Upvote:13
Urban warfare is a complex and difficult form of warfare, very different from that portrayed in modern computer games like Call of Duty. There are very good reasons why the military (not just in the US) prefers not to fight in urban areas. As far back as the 6th century BC, Sun Tzu observed in his classic work The Art of War that
βthe worst policy is to attack cities. Attack cities only when there is no alternative.β
Of course, he was talking about walled cities, but the principle remains true today. The terrain in cities favours the defenders.
That said, you have named a number of significant urban battles in your question, although I wouldn't agree with your assessments of most of them. The Battle of Aachen, for example, was certainly not the walkover that you seem to think it was. Similarly, the fact that X Corps suffered over a thousand casualties during the Second Battle of Seoul indicates that US forces were far more involved in the battle than your question suggests.

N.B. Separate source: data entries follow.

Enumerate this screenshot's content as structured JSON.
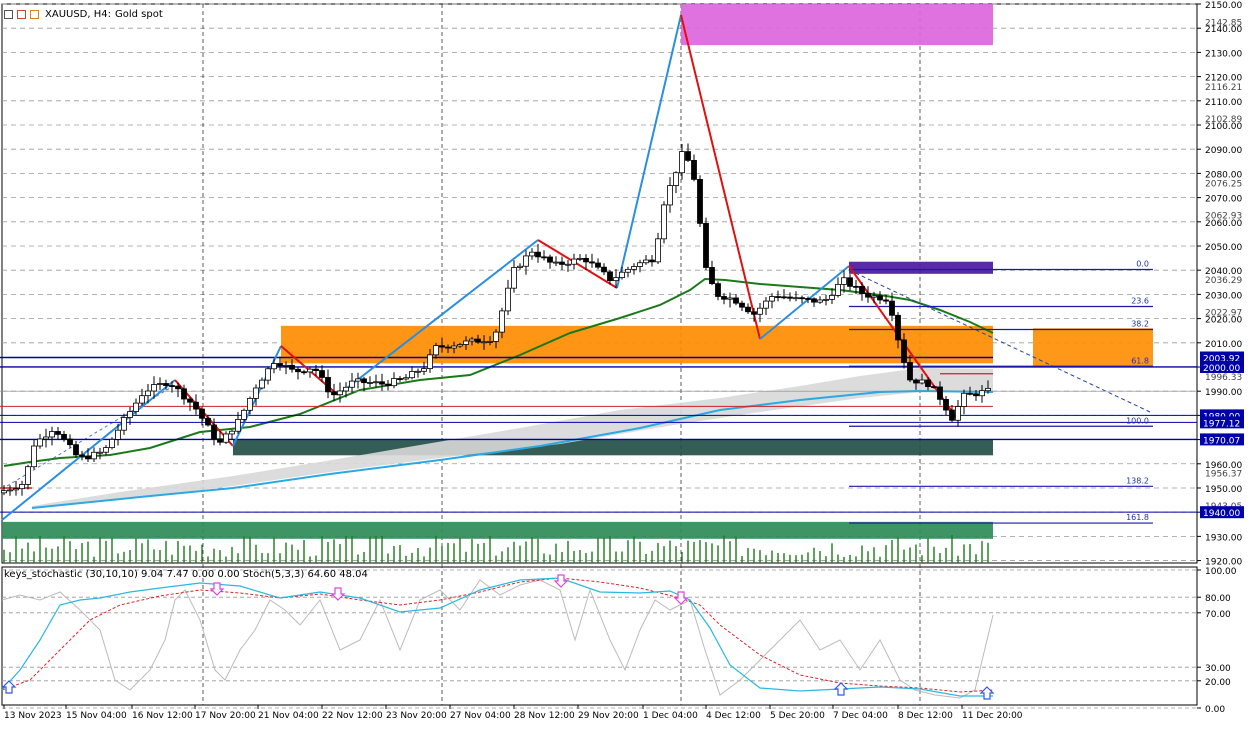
{
  "header": {
    "symbol": "XAUUSD, H4:",
    "description": "Gold spot"
  },
  "indicator_header": {
    "text": "keys_stochastic (30,10,10) 9.04 7.47 0.00 0.00 Stoch(5,3,3) 64.60 48.04"
  },
  "colors": {
    "bull_candle": "#ffffff",
    "bear_candle": "#000000",
    "ema_green": "#1a7a1a",
    "ma_blue": "#2aaae2",
    "zigzag_up": "#2b8ee0",
    "zigzag_down": "#e01010",
    "cloud": "#d8d8d8",
    "zone_orange": "#ff8c00",
    "zone_magenta": "#dd66dd",
    "zone_purple": "#4b1a9e",
    "zone_darkgreen": "#234f47",
    "zone_green": "#2e8b57",
    "fib_line": "#1a1aaa",
    "level_line": "#0000aa",
    "stoch_main": "#2ab8e0",
    "stoch_signal": "#dd2222",
    "keys_line": "#bbbbbb",
    "arrow_up": "#3355ee",
    "arrow_down": "#dd44dd"
  },
  "chart_data": {
    "type": "candlestick",
    "symbol": "XAUUSD",
    "timeframe": "H4",
    "ylim": [
      1919,
      2150
    ],
    "price_ticks": [
      1920.0,
      1930.0,
      1940.0,
      1950.0,
      1960.0,
      1970.0,
      1980.0,
      1990.0,
      2000.0,
      2010.0,
      2020.0,
      2030.0,
      2040.0,
      2050.0,
      2060.0,
      2070.0,
      2080.0,
      2090.0,
      2100.0,
      2110.0,
      2120.0,
      2130.0,
      2140.0,
      2150.0
    ],
    "special_ticks": [
      "2142.85",
      "2116.21",
      "2102.89",
      "2076.25",
      "2062.93",
      "2036.29",
      "2022.97",
      "1996.33",
      "1943.05",
      "1956.37"
    ],
    "highlight_labels": [
      {
        "price": 2003.92,
        "label": "2003.92"
      },
      {
        "price": 2000.0,
        "label": "2000.00"
      },
      {
        "price": 1980.0,
        "label": "1980.00"
      },
      {
        "price": 1977.12,
        "label": "1977.12"
      },
      {
        "price": 1970.07,
        "label": "1970.07"
      },
      {
        "price": 1940.0,
        "label": "1940.00"
      }
    ],
    "time_labels": [
      "13 Nov 2023",
      "15 Nov 04:00",
      "16 Nov 12:00",
      "17 Nov 20:00",
      "21 Nov 04:00",
      "22 Nov 12:00",
      "23 Nov 20:00",
      "27 Nov 04:00",
      "28 Nov 12:00",
      "29 Nov 20:00",
      "1 Dec 04:00",
      "4 Dec 12:00",
      "5 Dec 20:00",
      "7 Dec 04:00",
      "8 Dec 12:00",
      "11 Dec 20:00"
    ],
    "fib_levels": [
      {
        "label": "0.0",
        "price": 2040.3
      },
      {
        "label": "23.6",
        "price": 2025.0
      },
      {
        "label": "38.2",
        "price": 2015.5
      },
      {
        "label": "61.8",
        "price": 2000.3
      },
      {
        "label": "100.0",
        "price": 1975.5
      },
      {
        "label": "138.2",
        "price": 1950.7
      },
      {
        "label": "161.8",
        "price": 1935.5
      }
    ],
    "zones": [
      {
        "name": "supply-top",
        "from_price": 2133,
        "to_price": 2150
      },
      {
        "name": "orange-big",
        "from_price": 2001.5,
        "to_price": 2017
      },
      {
        "name": "orange-right",
        "from_price": 2000,
        "to_price": 2016
      },
      {
        "name": "purple",
        "from_price": 2038.5,
        "to_price": 2043.5
      },
      {
        "name": "dark-green",
        "from_price": 1963.5,
        "to_price": 1970
      },
      {
        "name": "green",
        "from_price": 1929,
        "to_price": 1936
      }
    ],
    "stochastic": {
      "name": "Stoch(5,3,3)",
      "main": 64.6,
      "signal": 48.04,
      "levels": [
        100.0,
        80.0,
        70.0,
        30.0,
        20.0,
        0.0
      ]
    },
    "keys_stochastic": {
      "params": "(30,10,10)",
      "values": [
        9.04,
        7.47,
        0.0,
        0.0
      ]
    }
  }
}
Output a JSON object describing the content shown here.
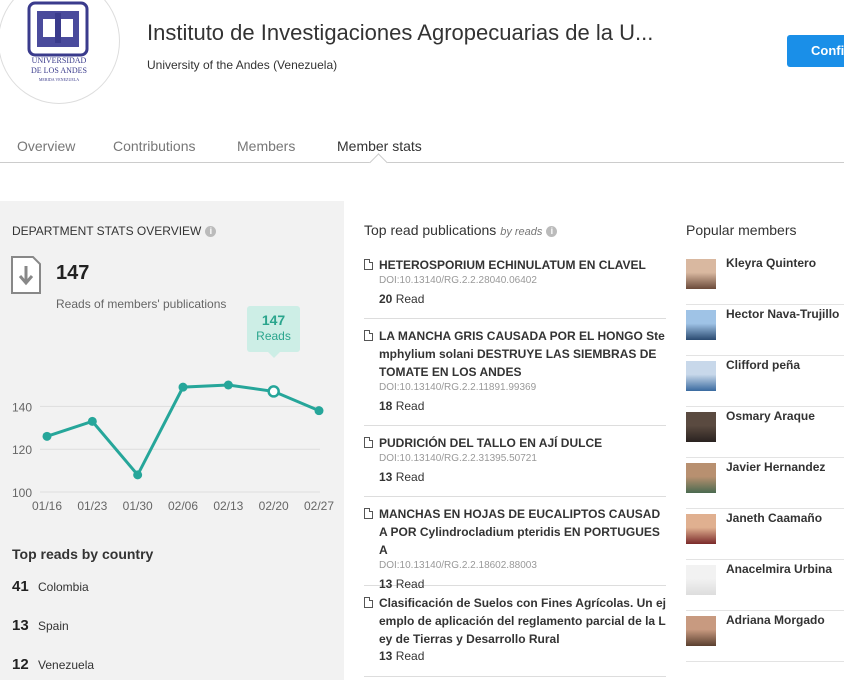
{
  "header": {
    "institution_title": "Instituto de Investigaciones Agropecuarias de la U...",
    "subtitle": "University of the Andes (Venezuela)",
    "confirm_label": "Confi",
    "logo_text": [
      "UNIVERSIDAD",
      "DE LOS ANDES",
      "MERIDA VENEZUELA"
    ]
  },
  "tabs": [
    {
      "label": "Overview"
    },
    {
      "label": "Contributions"
    },
    {
      "label": "Members"
    },
    {
      "label": "Member stats"
    }
  ],
  "stats": {
    "heading": "DEPARTMENT STATS OVERVIEW",
    "total_reads": "147",
    "total_label": "Reads of members' publications",
    "tooltip_value": "147",
    "tooltip_label": "Reads"
  },
  "chart_data": {
    "type": "line",
    "categories": [
      "01/16",
      "01/23",
      "01/30",
      "02/06",
      "02/13",
      "02/20",
      "02/27"
    ],
    "values": [
      126,
      133,
      108,
      149,
      150,
      147,
      138
    ],
    "ylim": [
      100,
      150
    ],
    "yticks": [
      "140",
      "120",
      "100"
    ],
    "highlight_index": 5,
    "color": "#26a69a",
    "grid": true
  },
  "countries": {
    "heading": "Top reads by country",
    "items": [
      {
        "count": "41",
        "name": "Colombia"
      },
      {
        "count": "13",
        "name": "Spain"
      },
      {
        "count": "12",
        "name": "Venezuela"
      }
    ]
  },
  "publications": {
    "heading": "Top read publications",
    "by": "by reads",
    "items": [
      {
        "title": "HETEROSPORIUM ECHINULATUM EN CLAVEL",
        "doi": "DOI:10.13140/RG.2.2.28040.06402",
        "reads": "20",
        "reads_unit": "Read"
      },
      {
        "title": "LA MANCHA GRIS CAUSADA POR EL HONGO Stemphylium solani DESTRUYE LAS SIEMBRAS DE TOMATE EN LOS ANDES",
        "doi": "DOI:10.13140/RG.2.2.11891.99369",
        "reads": "18",
        "reads_unit": "Read"
      },
      {
        "title": "PUDRICIÓN DEL TALLO EN AJÍ DULCE",
        "doi": "DOI:10.13140/RG.2.2.31395.50721",
        "reads": "13",
        "reads_unit": "Read"
      },
      {
        "title": "MANCHAS EN HOJAS DE EUCALIPTOS CAUSADA POR Cylindrocladium pteridis EN PORTUGUESA",
        "doi": "DOI:10.13140/RG.2.2.18602.88003",
        "reads": "13",
        "reads_unit": "Read"
      },
      {
        "title": "Clasificación de Suelos con Fines Agrícolas. Un ejemplo de aplicación del reglamento parcial de la Ley de Tierras y Desarrollo Rural",
        "doi": "",
        "reads": "13",
        "reads_unit": "Read"
      }
    ]
  },
  "members": {
    "heading": "Popular members",
    "items": [
      {
        "name": "Kleyra Quintero"
      },
      {
        "name": "Hector Nava-Trujillo"
      },
      {
        "name": "Clifford peña"
      },
      {
        "name": "Osmary Araque"
      },
      {
        "name": "Javier Hernandez"
      },
      {
        "name": "Janeth Caamaño"
      },
      {
        "name": "Anacelmira Urbina"
      },
      {
        "name": "Adriana Morgado"
      }
    ]
  }
}
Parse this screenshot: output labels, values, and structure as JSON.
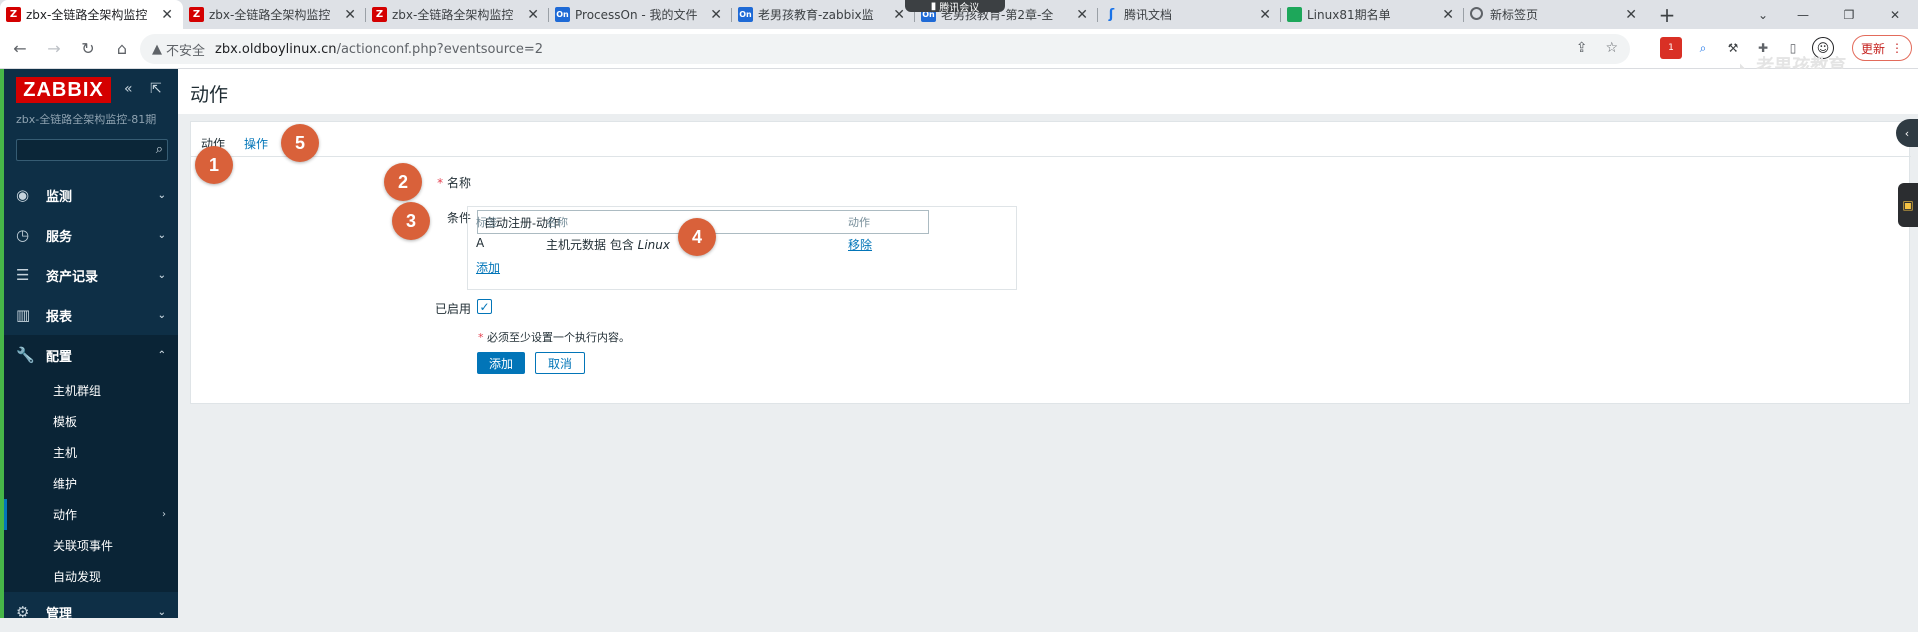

Perhaps a good starting point might be for you to read Alec Wahlman's Storming the City: US Military Performance in Urban Warfare from World War II to Vietnam (2015). He focuses on four urban battles between World War II and Vietnam (Aachen (1944), Manila (1945), Seoul (1950), and Hue (1968)), and examines each battle in some detail. Of particular interest in Wahlman's book is the operational context of each of the battles (too many texts seem to describe battles as if they occurred in splendid isolation).